Another option: ggalign package
The usage of ggalign
is simple if you're familiar with ggplot2
syntax, the
typical workflow includes:
- Initialize the layout using
ggheatmap()
or ggstack()
.
- Customize the layout with:
align_group()
: Group layout axis into panel with a group variable.
align_kmeans()
: Group layout axis into panel by kmeans.
align_reorder()
: Reorder layout observations based on statistical weights
or by manually specifying the observation index.
align_dendro()
: Reorder or Group layout based on hierarchical clustering.
- Adding plots with
ggalign()
or ggpanel()
, and then layer additional
ggplot2 elements such as geoms, stats, or scales.

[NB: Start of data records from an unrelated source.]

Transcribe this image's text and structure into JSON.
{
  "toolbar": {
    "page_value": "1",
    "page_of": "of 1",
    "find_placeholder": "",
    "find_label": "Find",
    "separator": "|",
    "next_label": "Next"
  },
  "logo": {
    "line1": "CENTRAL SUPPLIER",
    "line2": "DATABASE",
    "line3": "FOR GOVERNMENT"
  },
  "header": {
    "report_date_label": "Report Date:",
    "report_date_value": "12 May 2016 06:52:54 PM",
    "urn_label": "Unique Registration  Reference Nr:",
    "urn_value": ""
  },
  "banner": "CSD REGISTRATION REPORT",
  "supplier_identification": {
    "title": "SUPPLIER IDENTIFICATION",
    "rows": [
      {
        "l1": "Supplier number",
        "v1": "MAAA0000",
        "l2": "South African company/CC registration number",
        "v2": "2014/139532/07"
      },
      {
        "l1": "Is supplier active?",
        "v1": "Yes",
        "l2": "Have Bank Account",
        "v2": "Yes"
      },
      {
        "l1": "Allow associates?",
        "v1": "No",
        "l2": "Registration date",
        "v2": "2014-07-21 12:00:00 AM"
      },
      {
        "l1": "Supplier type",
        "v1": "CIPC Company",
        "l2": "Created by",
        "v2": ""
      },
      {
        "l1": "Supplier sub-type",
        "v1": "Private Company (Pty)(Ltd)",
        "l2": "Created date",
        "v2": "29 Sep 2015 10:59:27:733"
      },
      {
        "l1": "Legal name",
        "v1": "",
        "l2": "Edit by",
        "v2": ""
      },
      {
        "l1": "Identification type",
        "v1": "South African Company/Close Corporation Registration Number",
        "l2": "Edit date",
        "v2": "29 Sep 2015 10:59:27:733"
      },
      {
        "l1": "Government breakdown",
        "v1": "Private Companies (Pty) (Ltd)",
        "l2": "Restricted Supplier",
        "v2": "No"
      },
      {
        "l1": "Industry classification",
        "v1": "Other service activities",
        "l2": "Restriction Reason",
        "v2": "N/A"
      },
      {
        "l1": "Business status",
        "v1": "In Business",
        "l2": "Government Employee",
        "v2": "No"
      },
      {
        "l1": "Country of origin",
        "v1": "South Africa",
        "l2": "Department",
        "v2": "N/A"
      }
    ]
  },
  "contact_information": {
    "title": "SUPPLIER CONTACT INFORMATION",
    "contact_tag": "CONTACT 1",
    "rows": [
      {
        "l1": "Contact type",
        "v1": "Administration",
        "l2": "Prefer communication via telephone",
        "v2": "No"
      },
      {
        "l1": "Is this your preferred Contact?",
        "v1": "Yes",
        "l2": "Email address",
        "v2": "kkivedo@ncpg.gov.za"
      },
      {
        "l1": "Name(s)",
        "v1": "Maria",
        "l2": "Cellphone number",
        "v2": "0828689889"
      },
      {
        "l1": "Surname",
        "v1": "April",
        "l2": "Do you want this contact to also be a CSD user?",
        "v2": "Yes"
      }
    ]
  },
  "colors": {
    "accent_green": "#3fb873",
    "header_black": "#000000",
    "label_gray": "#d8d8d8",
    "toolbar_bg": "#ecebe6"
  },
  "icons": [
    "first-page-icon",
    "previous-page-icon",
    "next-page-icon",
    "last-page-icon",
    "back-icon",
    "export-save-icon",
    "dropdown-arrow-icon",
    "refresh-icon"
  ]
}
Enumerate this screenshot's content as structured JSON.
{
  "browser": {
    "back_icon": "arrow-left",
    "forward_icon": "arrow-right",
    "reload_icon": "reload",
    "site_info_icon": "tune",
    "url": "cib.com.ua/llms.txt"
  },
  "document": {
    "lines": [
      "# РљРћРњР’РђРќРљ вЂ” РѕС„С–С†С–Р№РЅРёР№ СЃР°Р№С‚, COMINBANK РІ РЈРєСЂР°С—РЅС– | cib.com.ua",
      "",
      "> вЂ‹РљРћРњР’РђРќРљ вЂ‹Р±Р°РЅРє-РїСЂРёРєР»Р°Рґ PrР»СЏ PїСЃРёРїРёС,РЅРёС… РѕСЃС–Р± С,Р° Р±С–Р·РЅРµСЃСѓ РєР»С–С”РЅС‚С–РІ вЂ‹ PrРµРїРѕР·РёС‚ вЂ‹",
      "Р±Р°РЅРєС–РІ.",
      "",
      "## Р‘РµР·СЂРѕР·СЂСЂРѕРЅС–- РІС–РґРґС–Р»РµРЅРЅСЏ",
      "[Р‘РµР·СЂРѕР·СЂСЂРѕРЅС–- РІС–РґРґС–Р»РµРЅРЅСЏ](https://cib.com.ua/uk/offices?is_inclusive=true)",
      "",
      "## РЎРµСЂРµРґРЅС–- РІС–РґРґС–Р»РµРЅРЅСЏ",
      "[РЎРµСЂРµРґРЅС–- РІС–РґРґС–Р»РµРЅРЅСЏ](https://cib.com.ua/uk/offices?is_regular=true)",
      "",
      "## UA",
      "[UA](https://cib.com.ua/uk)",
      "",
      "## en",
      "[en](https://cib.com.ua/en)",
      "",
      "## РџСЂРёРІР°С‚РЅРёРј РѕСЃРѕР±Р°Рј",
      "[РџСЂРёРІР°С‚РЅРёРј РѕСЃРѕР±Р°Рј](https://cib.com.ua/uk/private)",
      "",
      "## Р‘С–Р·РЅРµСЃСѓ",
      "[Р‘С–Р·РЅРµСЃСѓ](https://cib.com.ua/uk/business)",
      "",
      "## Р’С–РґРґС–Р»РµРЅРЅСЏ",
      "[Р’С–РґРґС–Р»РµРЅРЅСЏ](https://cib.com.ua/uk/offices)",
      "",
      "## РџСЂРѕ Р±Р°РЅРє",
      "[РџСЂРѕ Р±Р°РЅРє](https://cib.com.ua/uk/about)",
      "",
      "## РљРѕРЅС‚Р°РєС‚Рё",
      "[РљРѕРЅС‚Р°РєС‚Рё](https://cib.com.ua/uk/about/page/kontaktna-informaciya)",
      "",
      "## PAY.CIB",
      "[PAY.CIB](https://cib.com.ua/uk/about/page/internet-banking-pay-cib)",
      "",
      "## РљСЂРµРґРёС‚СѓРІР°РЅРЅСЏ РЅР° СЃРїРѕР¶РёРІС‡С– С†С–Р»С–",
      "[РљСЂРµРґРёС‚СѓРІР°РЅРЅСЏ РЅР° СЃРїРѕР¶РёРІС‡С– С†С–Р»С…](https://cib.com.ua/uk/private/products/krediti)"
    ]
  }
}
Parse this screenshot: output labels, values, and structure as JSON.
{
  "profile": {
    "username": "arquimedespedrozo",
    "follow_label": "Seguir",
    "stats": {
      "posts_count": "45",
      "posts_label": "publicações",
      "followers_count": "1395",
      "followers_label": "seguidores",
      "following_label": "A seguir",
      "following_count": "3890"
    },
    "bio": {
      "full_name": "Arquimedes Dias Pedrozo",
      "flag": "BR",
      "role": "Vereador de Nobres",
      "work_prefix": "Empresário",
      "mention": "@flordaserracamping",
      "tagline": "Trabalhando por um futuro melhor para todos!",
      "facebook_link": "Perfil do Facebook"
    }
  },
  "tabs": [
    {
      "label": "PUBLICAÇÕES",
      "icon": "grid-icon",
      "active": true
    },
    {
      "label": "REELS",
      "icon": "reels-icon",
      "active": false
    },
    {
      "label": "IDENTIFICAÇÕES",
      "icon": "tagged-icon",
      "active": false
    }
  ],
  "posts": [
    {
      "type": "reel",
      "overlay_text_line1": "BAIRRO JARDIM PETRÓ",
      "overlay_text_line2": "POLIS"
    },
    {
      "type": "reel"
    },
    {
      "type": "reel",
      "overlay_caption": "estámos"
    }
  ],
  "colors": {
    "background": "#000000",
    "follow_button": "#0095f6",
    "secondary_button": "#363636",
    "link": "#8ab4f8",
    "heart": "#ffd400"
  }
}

Here is the solution for this issue:
library(ggalign)
#> Loading required package: ggplot2
mat <- data.frame(matrix(rnorm(100), nrow = 20))
ggstack(mat, "h", sizes = unit(c(2, 1, 1), c("cm", "null", "null"))) +
ggheatmap() +
hmanno("t", free_spaces = "l") +
align_dendro(aes(color = branch), k = 3L) +
scale_color_brewer(palette = "Set2") +
hmanno("l", size = unit(2, "cm")) +
align_dendro(aes(color = branch), k = 4L) +
scale_color_brewer(palette = "Set1") +
ggheatmap() +
hmanno("t") +
align_dendro(aes(color = branch), k = 3L) +
scale_color_brewer(palette = "Set2") +
hmanno("r", size = unit(2, "cm")) +
align_dendro(aes(color = branch), k = 4L) +
scale_color_brewer(palette = "Set1")
Created on 2024-10-09 with [reprex v2.1.0](https://reprex.tidyverse.org)
~
Indeed. ComplexHeatmap renders all other heatmap packages useless by providing any features one might want. pheatmap especially is pretty obsolete, as CH was built to address its shortcomings - as the developer puts it:
FWIW pheatmaps can be readily aligned with cowplot. But yes, in general it makes sense to move onto ComplexHeatmap. Historically it wasn't the fastest which made me stick to pheatmap for a while. But it has since overtaken it in most regards.
Thank you - I was unaware of the speed difference. I loved the features and how intuitive it was. Has it gotten better than pheatmap in terms of speed as well?
I mean I'm talking like years ago back when I was doing my PhD. We use ComplexHeatmap a lot for plotting single-cell and CNA data so the speed is definitely much better now.
You have to factor in that before I started my degree I never touched R so there might have been an element of competence at play also.